Für die Bundeskanzlerin Angela Merkel gibt es keine gesetzlichen Krankheitsregelungen. Für die Abgeordnete Merkel schon. Wir geben einen Überblick über die arbeitsrechtliche Seite des Skiunfalls.

Wie oft sind Politiker krank?

Wir wissen es nicht. Weder für Bundestagsabgeordnete noch für die Kanzlerin und ihre Minister wird darüber Statistik geführt. Sie alle sind formal keine Angestellten, sondern haben Ämter inne, in denen das nicht erfasst wird. Nur von einem Kanzler ist bekannt, dass er öfter und länger krank oder zumindest "schwermütig" war, wie es damals hieß: Willy Brandt zog sich oft tageweise zurück, einmal soll sein Kanzleramtschef mit ihm geschimpft haben: "Willy, aufstehen, wir müssen regieren!" 

Angela Merkel lief 2011 schon einmal mit Krücken durchs Kabinett, nachdem sie sich am Knie hatte operieren lassen. Aber im Bett musste sie deshalb nicht bleiben.

Bei wem melden sich Politiker krank?

Die Kanzlerin und die Minister müssen sich formal bei niemandem krank melden, sie haben ja keinen Arbeitgeber. In dem für sie geltenden Bundesministergesetz (PDF) steht einfach nichts dazu. "Aber natürlich greifen dann die internen Informationskanäle und Vertretungsregelungen", sagt eine Sprecherin der Regierung. Heißt: Auch die Kanzlerin ruft, wenn sie krank ist, im Büro an und sagt Bescheid. Ein Gesetz braucht sie dafür nicht.

Wenn Abgeordnete nicht gerade Sitzungen im Bundestag haben, sondern im Wahlkreis unterwegs sind oder eben krank im Bett liegen, gibt es niemandem, der sie kontrolliert. An Sitzungstagen in Berlin aber ist das ein wenig anders. Dann liegen Anwesenheitslisten aus. Wer dann unentschuldigt fehlt, bekommt zur Strafe mehr Geld von seinen Diäten abgezogen als wenn er oder sie sich vorher abgemeldet oder gar ein Attest abgegeben hat.

Braucht die Kanzlerin ein Attest?

Die Kanzlerin braucht kein Attest, es gibt auch niemanden, der ihr, wie bei Beamten, den Amtsarzt nach Hause schicken könnte. Formal gesehen könnte sie die gesamte Amtszeit im Bett verbringen. Für Minister gilt auch hier das Gleiche.

Gilt für Politiker die Lohnfortzahlung im Krankheitsfall?

Weil das Gesetz keine kranken Kanzler und Minister kennt, sagt es auch nichts zu finanziellen Konsequenzen. Eine dienstunfähige Kanzlerin bekommt genauso viel Geld wie eine Kanzlerin, die 18 Stunden arbeitet.

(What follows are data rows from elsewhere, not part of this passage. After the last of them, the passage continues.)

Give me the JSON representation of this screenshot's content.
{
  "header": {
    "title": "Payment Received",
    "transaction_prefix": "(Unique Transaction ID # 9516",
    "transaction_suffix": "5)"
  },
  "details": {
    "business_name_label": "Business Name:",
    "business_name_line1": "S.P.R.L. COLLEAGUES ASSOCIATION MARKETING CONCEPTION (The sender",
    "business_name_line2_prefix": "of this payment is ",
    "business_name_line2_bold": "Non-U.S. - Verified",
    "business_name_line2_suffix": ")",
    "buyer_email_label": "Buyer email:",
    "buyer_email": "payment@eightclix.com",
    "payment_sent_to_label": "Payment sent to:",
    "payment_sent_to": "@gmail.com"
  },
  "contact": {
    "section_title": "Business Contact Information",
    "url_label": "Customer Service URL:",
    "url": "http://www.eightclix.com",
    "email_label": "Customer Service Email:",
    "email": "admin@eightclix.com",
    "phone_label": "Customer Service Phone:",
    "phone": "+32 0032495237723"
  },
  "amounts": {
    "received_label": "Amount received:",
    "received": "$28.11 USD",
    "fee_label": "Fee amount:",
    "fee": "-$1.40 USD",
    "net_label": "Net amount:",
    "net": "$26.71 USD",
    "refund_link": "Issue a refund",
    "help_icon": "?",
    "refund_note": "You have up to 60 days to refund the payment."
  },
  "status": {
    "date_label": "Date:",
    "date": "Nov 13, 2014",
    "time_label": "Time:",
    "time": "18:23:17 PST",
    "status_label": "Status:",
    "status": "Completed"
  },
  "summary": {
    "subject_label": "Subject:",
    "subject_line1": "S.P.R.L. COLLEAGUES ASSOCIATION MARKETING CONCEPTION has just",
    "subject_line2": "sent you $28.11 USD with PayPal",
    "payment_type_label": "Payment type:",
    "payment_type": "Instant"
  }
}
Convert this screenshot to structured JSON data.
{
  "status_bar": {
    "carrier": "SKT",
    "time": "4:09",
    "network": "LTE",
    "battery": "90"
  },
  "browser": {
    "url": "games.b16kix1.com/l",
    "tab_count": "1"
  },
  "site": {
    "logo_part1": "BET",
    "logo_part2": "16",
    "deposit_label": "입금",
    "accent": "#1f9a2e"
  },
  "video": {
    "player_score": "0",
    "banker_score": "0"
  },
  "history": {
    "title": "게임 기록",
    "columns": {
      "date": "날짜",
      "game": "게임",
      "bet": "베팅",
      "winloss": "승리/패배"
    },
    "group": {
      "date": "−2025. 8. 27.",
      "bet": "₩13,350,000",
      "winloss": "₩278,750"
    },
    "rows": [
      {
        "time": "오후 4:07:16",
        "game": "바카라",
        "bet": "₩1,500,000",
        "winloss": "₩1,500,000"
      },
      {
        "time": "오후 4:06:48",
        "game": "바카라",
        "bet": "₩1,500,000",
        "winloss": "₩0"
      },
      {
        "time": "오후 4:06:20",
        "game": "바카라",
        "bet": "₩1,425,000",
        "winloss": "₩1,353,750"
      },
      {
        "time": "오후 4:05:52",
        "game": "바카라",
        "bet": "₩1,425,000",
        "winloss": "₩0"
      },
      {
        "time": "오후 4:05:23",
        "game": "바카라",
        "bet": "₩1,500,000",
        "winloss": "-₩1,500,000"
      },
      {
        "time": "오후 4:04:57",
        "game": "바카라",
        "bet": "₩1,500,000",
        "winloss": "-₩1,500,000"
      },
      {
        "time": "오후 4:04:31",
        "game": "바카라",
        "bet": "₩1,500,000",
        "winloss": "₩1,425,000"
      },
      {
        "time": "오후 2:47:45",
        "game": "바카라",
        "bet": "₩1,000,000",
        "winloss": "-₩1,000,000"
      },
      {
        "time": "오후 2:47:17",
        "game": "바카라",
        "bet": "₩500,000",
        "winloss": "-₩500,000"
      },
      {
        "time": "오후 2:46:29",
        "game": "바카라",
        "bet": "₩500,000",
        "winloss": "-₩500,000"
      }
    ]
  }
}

Anders ist das bei Bundestagsabgeordneten. Sie sind am ehesten mit Selbstständigen zu vergleichen, ihre Diäten sind weder Lohn noch Gehalt, sondern eine Art Aufwandsentschädigung. Davon wird ihnen etwas abgezogen, wenn sie nicht an den Sitzungen im Parlament teilnehmen. So bestimmt es Paragraf 14 des Abgeordnetengesetzes (PDF). 100 Euro pro Plenarsitzung, bei der sie unentschuldigt fehlen. 50 Euro an den sonstigen Sitzungstagen oder an Plenartagen, an denen sie sich vorher beim Bundestagspräsidium abgemeldet haben, beispielsweise wegen Krankheit. Und nur 20 Euro verlieren sie, wenn sie ein Attest einreichen. Völlig ohne Abzüge können übrigens alleinerziehende Politiker zu Hause bleiben, wenn sie ein höchstens 14-jähriges Kind haben.

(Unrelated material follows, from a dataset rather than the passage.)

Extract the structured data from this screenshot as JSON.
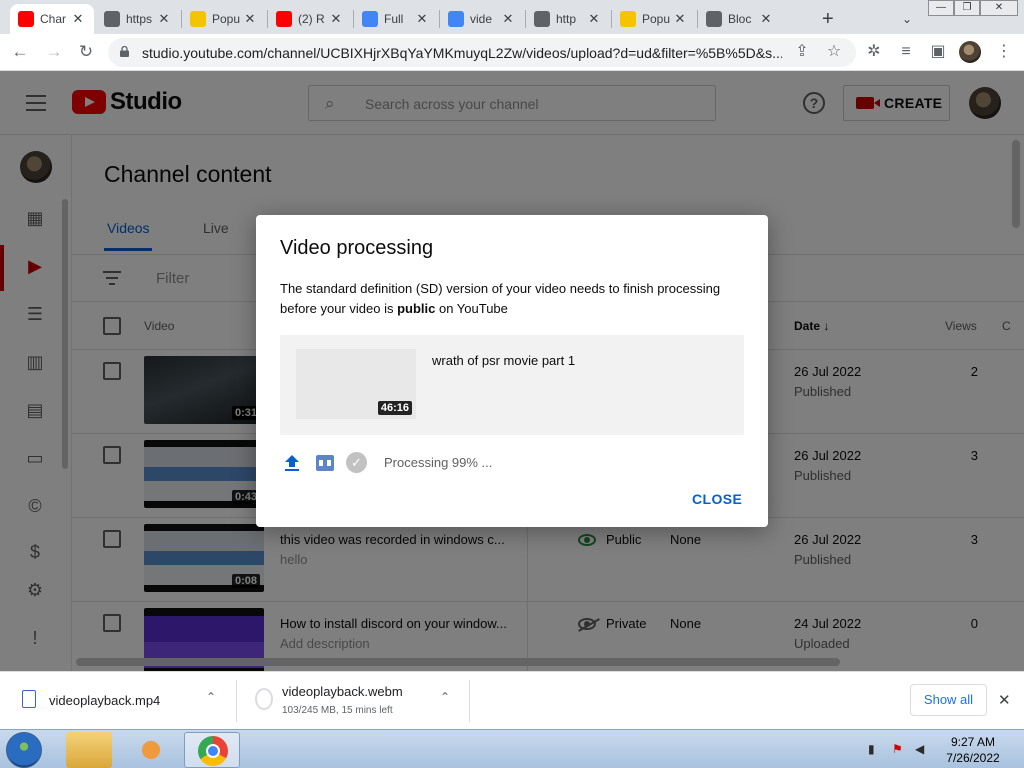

Merkel ist auch Bundestagsabgeordnete, bekommt aber nur die Hälfte der entsprechenden Bezüge, weil sie ja auch noch ihr Kanzlergehalt hat. Wenn sie nun bis Ende Januar, wie es ihr die Ärzte empfohlen haben, im Bett bleibt statt auf der Regierungsbank zu sitzen, ergibt das bei zehn Sitzungstagen und fünf Plenarsitzungen folgende Verlustrechnung: 750 Euro, wenn sie unentschuldigt fehlt, 500 Euro, wenn sie sich abmeldet, und 200 Euro, wenn sie der Bundestagsverwaltung ein Attest einreicht. Bei einem Beckenbruch sollte das ja kein Problem sein.